Dans un entretien accordé au média Le Crayon, l’ancienne candidate à la présidence de 2007 dénonce le manque de solutions concrètes face aux comportements dangereux des adolescents. « Les jeunes qui roulent en moto sans contrôle sont souvent motivés par une passion, mais on ne les accompagne pas. On préfère les punir, ce qui pousse certains vers l’illégalité », affirme-t-elle.
Selon elle, la répression actuelle est inefficace et exacerbée. « Lorsqu’on confisque leurs motos, ces adolescents se retrouvent sans perspective. Ils finissent par s’engager dans des activités criminelles pour survivre », explique-t-elle avec une pointe de frustration.

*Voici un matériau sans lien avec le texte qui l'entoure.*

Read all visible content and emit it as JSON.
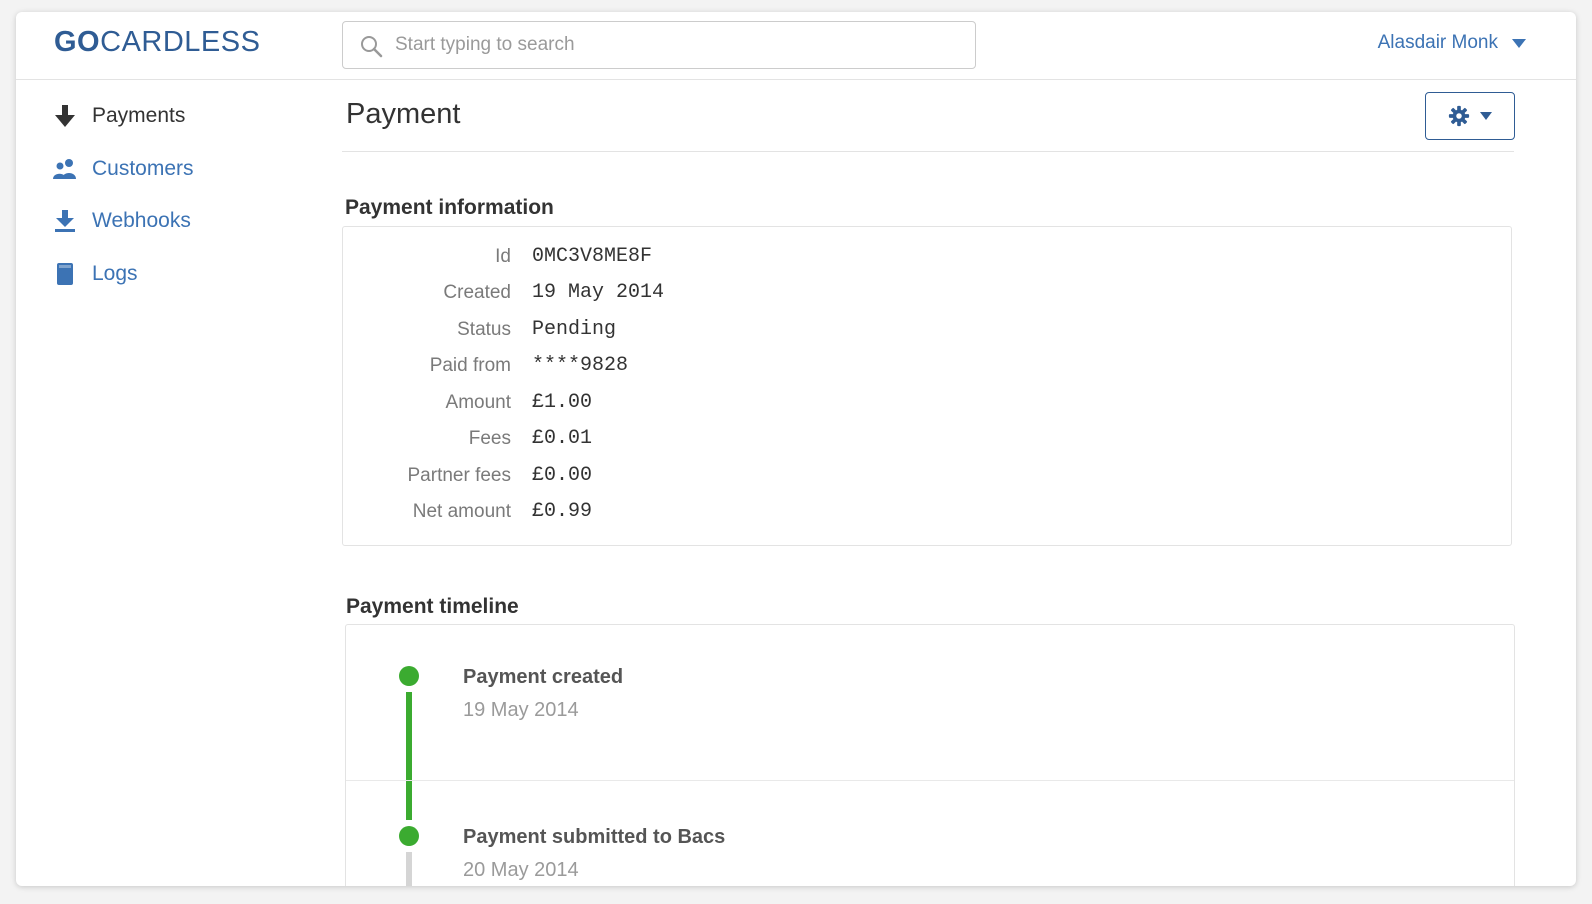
{
  "header": {
    "logo_bold": "GO",
    "logo_rest": "CARDLESS",
    "search_placeholder": "Start typing to search",
    "user_name": "Alasdair Monk"
  },
  "sidebar": {
    "items": [
      {
        "label": "Payments",
        "icon": "arrow-down-icon",
        "active": true
      },
      {
        "label": "Customers",
        "icon": "users-icon",
        "active": false
      },
      {
        "label": "Webhooks",
        "icon": "download-icon",
        "active": false
      },
      {
        "label": "Logs",
        "icon": "book-icon",
        "active": false
      }
    ]
  },
  "main": {
    "title": "Payment",
    "settings_icon": "gear-icon",
    "info_heading": "Payment information",
    "info": [
      {
        "label": "Id",
        "value": "0MC3V8ME8F"
      },
      {
        "label": "Created",
        "value": "19 May 2014"
      },
      {
        "label": "Status",
        "value": "Pending"
      },
      {
        "label": "Paid from",
        "value": "****9828"
      },
      {
        "label": "Amount",
        "value": "£1.00"
      },
      {
        "label": "Fees",
        "value": "£0.01"
      },
      {
        "label": "Partner fees",
        "value": "£0.00"
      },
      {
        "label": "Net amount",
        "value": "£0.99"
      }
    ],
    "timeline_heading": "Payment timeline",
    "timeline": [
      {
        "title": "Payment created",
        "date": "19 May 2014"
      },
      {
        "title": "Payment submitted to Bacs",
        "date": "20 May 2014"
      }
    ]
  },
  "colors": {
    "brand": "#2f5c94",
    "link": "#3c73b4",
    "timeline_green": "#3bab30"
  }
}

Royal évoque également son rêve d’un projet global si elle avait été élue en 2007 : « Je voudrais que l’éducation et l’environnement deviennent des priorités absolues, tout comme la santé publique. Les jeunes méritent davantage de soutien pour construire un avenir solide, plutôt que d’être marginalisés. »
L’ancienne figure politique insiste sur la nécessité d’une approche proactive : « En investissant dans des filières industrielles et des programmes éducatifs, on pourrait redonner un sens à leur énergie. La France a besoin de plus de visionnaires, pas seulement de mesures répressives. »
Les déclarations de Royal interpellent sur les défis sociaux persistants, malgré les efforts pour renforcer la sécurité dans les villes comme Paris. L’absence d’une stratégie claire face aux problèmes juvéniles reste un point sensible, mettant en lumière le besoin d’un changement profond.